Perhaps the makers want to leave the door open for a sequel starring Mr Gosling. Its hard to believe that Wallace hasn’t got more resources to try and capture Deckard again, we have never seen off-world and there’s that unresolved slave rebellion to think about.

It could be that his body sucks the blood back in. It certainly appears to do so when he’s fighting in the sinking craft – his ear, which appears bloody and mashed up in the death scene, is clean a whistle and unmashed. Or maybe it was just a gross continuity mistake they forgot to fix in post. Or Deckard smacks him in the ear on the way to his daughter’s lab for stealing the show.

Ol’ Green eyes is back

Deckard must have been winding Wallace up when he says that they’ve got the colour of Rachel’s eyes wrong. Rachel had brown eyes just like Wallace’s recreation. Just look at the cover of Final Cut and you can see they’re brown.

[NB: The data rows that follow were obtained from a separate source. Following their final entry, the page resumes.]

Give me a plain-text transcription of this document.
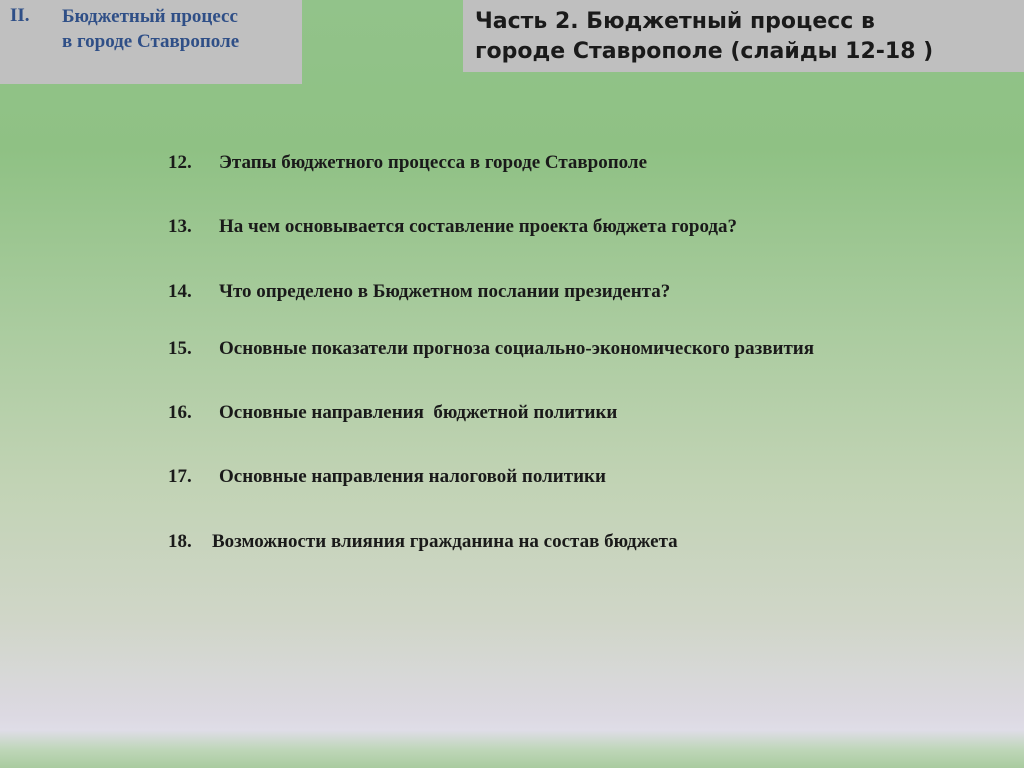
II. Бюджетный процесс
в городе Ставрополе
Часть 2. Бюджетный процесс в
городе Ставрополе (слайды 12-18 )
12. Этапы бюджетного процесса в городе Ставрополе
13. На чем основывается составление проекта бюджета города?
14. Что определено в Бюджетном послании президента?
15. Основные показатели прогноза социально-экономического развития
16. Основные направления  бюджетной политики
17. Основные направления налоговой политики
18. Возможности влияния гражданина на состав бюджета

I’ll stop here. I will resist the urge to go on. There’s plenty of Easter Egg guides already and I’m sure 2049 will keep fans and fan sites buzzing like those bees for many years to come. That reminds me, if a tree is a rare thing (leading to the assumption that flowers in general might be rare – especially when K bags one up as evidence) and Las Vegas is a wasteland after a dirty bomb, where are the bees finding enough pollen to produce their honey? Or are they just a visual metaphor for replicant-kind?

2049 easily goes straight into my list of all time favourites because it does such an impressive job of conjuring up the look and feel of the much-beloved original despite all the blatant Sony product placement. Reprise records FFS! Hollywood is currently dining out on nostalgic remakes, reboots and sequels but for once after all the cogitation, procrastination and digestion, its managed to shit out an absolute corker of a film.

I hear Denis Villeneuve might have a pop at Dune. Very good luck to him!